Illustre Sindaco Marino,
Illustre Assessore Ravera,
Illustri rappresentanti della Provincia di Roma e del Mibact,
Gentili Ospiti, Colleghi, Giornalisti,

saluto con piacere anche due ex direttori di questo teatro: Giorgio Albertazzi e Giovanna Marinelli,

è arrivato il giorno della presentazione della prima stagione della mia direzione e delle linee guida del quadriennio. Sono nuovamente a ringraziare di avermi offerto l’opportunità e l’onore di condurre questo prestigioso Teatro dalla storia ricca di periodi d’eccellenza ma anche ferita da momenti critici.

E’ mio dovere, qui, subito, ringraziare inoltre, e mi scuso sin da ora se dimentico qualcuno: Flavia Barca, ex Assessore alla Cultura, Creatività e Promozione Artistica di Roma Capitale; Lidia Ravera, Assessore alla Cultura e Politiche Giovanili della Regione Lazio; Cristina Selloni, già Direttore Dipartimento Cultura di Roma Capitale; il Capo di Gabinetto del Sindaco Luigi Fucito; la presidente della Commissione Cultura Michela Di Biase; il presidente della Commissione Bilancio Alfredo Ferrari e tutti i consiglieri comunali che tengono a cuore le sorti di questa Istituzione e della cultura tutta; il Prefetto Riccardo Carpino, Commissario Straordinario della Provincia di Roma; Claudio Parisi Presicce, Sovraintendente ai Beni Culturali di Roma Capitale e i suoi collaboratori, Francesco Giovannetti e Andrea Borghi, insieme agli architetti Ugo Colombari e Giuseppe De Boni, coi quali stiamo seguendo il cantiere del Teatro India.

Il Ministro dei Beni e delle Attività Culturali e del Turismo Dario Franceschini e il Direttore Generale dello Spettacolo dal Vivo Salvo Nastasi.

Ringrazio il Consiglio di Amministrazione che mi ha individuato quale nuovo direttore: il presidente Marino Sinibaldi, i consiglieri Nicola Fano, Carlotta Garlanda, Mercedes Giovinazzo, Francesco Saverio Marini, insieme al Collegio dei Revisori dei Conti: il presidente Giuseppe Signoriello, con Giorgio Bovi e Giovanni Piazzolla.
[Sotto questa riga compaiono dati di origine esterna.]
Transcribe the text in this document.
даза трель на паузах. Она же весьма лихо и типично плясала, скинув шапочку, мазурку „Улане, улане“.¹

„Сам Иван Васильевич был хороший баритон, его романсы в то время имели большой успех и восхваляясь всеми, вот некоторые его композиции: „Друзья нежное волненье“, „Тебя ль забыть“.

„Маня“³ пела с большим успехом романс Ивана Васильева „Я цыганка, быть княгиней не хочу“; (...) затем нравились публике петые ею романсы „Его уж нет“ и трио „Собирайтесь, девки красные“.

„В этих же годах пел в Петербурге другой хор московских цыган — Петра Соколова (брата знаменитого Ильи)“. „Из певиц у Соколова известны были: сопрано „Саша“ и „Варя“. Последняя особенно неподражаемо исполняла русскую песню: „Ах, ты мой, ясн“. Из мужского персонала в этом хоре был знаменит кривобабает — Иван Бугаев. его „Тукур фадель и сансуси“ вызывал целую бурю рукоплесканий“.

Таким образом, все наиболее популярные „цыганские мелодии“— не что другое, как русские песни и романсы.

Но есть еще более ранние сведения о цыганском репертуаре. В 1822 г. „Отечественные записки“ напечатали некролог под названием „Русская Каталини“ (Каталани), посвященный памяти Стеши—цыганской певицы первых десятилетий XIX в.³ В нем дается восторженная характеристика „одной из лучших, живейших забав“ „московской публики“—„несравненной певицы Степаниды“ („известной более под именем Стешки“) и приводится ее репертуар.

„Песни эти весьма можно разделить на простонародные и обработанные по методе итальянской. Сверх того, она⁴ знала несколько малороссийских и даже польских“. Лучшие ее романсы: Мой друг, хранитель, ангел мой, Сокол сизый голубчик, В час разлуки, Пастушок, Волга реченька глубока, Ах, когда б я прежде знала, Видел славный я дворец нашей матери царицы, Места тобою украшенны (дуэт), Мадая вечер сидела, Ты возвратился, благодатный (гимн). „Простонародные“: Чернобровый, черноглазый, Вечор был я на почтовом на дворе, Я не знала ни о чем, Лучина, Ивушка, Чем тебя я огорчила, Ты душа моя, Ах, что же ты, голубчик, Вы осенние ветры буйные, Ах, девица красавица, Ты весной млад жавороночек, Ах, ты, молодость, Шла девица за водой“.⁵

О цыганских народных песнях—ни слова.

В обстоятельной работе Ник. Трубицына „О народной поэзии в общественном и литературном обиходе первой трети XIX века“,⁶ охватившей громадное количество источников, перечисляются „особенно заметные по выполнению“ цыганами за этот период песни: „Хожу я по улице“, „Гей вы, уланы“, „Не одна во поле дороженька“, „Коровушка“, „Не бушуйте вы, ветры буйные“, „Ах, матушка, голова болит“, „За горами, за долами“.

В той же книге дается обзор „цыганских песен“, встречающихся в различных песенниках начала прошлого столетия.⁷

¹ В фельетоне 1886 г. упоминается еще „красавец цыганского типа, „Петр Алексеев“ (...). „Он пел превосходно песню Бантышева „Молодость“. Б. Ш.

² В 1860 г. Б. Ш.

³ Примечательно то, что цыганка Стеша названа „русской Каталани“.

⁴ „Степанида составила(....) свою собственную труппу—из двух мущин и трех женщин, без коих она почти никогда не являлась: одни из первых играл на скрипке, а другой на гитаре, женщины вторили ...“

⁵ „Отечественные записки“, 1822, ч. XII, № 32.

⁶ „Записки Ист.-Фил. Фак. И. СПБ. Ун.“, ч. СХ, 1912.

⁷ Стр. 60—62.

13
Rappresentano, insieme, una squadra di professionisti con i quali mi confronto costantemente e con i quali condivido questo progetto; e con loro, Mariella Paganini.

Ringrazio le maestranze tutte di questa impresa culturale dove già si lavora e si lavorerà a ritmi serrati con rinnovata passione e rigore: Paola Macchi, mio braccio destro, Monica Pescosolido, la mia segretaria, i capiarea Antonia Ammirati con Amelia Realino; Floriana Pistoni con Silvia Cabasino e Giovanni Galletti; Carolina Pisegna con Walter Marsili; Paola Folchitto con Cristina Pilo, Maria Rosaria Russo e Roberta Urbani; Sandro Piccioni con Giorgio Lourier e Laura Taramelli; Patrizia Babusci con Gregorio Clementini, Laura Ferrazza, Daniela Lancia, Luciana Liberatore e Rita Milone; Enrico Olla con Roberto Maria Capilupi, Ombretta Conte e Maurizio Todaro; Giovanni Santolamazza con Marcello Aiello, Claudio Beccaria, Antonio Borrelli, Andrea Brachetti, Dario Ciattaglia, Vincenzo Lazzaro, Marco Maione, Massimo Munalli, Sandro Pasquini, Massimiliano Pischedda e Alessandro Sorrenti; Piero Balistreri con Ester Albanese, Federica Cimmino, Claudia Consorti, Catia Fauci, Barbara Palombi, Giuseppe Sublime e Marco Venturi; Mauro Fiore; Giulia Giannoni. Insieme a Fabrizio Arcuri, Anthony Majanlahti, Lorenzo Letizia.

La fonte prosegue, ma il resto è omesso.